The boats for the island of San Pantaleo depart from the pier at the saline of Ettore Infersa. On this island in the middle of the lagoon of Marsala lie the remains of the ancient town of Motya (Mozia) devastated in 397 BC by the greek tyrant Dionysios. A tour around the island to see all the remains, the town walls, the Kothon, the necropolis, the tophet, the mosaics and the towngates, will take more than an hour.
Near the landing pier stands the big house of Whitaker, the English family that owned the island, now transformed into a nice museum. Joseph Whitaker was interested in archaeology and he excavated part of the remains of Motya as a hobby. The museum contains a fine collection of artefacts from Motya and from Lilibaeum (Marsala).
After the visit to Motya the itinerary continues to Marsala, the famous town that gave it's name to the particular wine. The British navy was the biggest customer of the wineries at a time when the port from Portugal was more difficult to obtain which explains the heavy presence of English families that invested in Marsala. The town has a nice historical center. Along the coast lies the area of Lilibaeum, only partly excavated, and the museum with the punic ship, found in 1971 in front of the coast. The Museo Archeologico Nave Punica is housed in an former baglio, a large sicilian farmhouse. The itinerary ends here in Marsala.

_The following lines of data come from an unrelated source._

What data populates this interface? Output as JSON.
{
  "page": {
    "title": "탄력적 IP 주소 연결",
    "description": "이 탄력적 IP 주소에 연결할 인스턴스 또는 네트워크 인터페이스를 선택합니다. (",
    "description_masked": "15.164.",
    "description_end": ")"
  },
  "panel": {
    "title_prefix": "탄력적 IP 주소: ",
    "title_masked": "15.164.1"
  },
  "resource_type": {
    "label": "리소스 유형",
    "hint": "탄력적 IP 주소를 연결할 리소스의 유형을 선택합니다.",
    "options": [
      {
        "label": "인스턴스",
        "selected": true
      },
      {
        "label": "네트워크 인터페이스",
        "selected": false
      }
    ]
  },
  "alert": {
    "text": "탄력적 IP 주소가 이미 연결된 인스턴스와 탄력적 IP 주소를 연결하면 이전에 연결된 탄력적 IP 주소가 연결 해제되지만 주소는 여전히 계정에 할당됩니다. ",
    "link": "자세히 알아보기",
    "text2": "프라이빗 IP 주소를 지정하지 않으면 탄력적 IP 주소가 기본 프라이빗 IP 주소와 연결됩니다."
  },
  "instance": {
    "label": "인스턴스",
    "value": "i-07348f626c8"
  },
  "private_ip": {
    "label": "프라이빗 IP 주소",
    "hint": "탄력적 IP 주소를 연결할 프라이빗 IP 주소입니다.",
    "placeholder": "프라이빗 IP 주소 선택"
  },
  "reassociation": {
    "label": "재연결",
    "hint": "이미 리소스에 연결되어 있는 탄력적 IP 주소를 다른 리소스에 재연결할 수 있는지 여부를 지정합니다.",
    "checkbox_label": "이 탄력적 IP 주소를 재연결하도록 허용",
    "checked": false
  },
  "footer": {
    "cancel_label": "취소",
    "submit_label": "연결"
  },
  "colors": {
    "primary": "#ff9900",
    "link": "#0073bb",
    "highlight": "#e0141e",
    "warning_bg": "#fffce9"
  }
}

Circumstances in reality can be different due to specific situations or changes on the roads. See also the disclaimer
The salt-works of Trapani have been transformed into a natural reserve. Several salt-works, saline, are still operational and provide information to the public with small museums. One of the central mills is in use as a restaurant where typical Sicilian dishes are served.
The archaeological museum of Marsala is housed in an old winery on the coast, the Baglio Anselmi. In the central part the remains of a punic ship are on display. Other rooms contain finds from the archaeological site of Lilibeo, the town of the punic-roman period. Part of the excavations are adiacent to the museum, the area of Capo Boeo, and can be visited as well.
The museum Pepoli is housed in a former convent of the Carmelites in the town of Trapani. In the museum are on display paintings, sculptures and artisan objects like jewellery from the Sicilian upper society and the church
The Museum Whitaker, housed in the former residence of the family Whitaker on the island of Motya, preserves a very unique collection of archaeological finds. Most renowned is the marble statue of the young chariotteer.
Motya, or Mothia, was the most important Phoenician-Punic town in West-Sicily, built on a small island in front of the coast. It had a large industrial quarter and in punic times was surrounded by a city wall and city gates to defend itself against the attacks of the Greek tyrants of Sicily.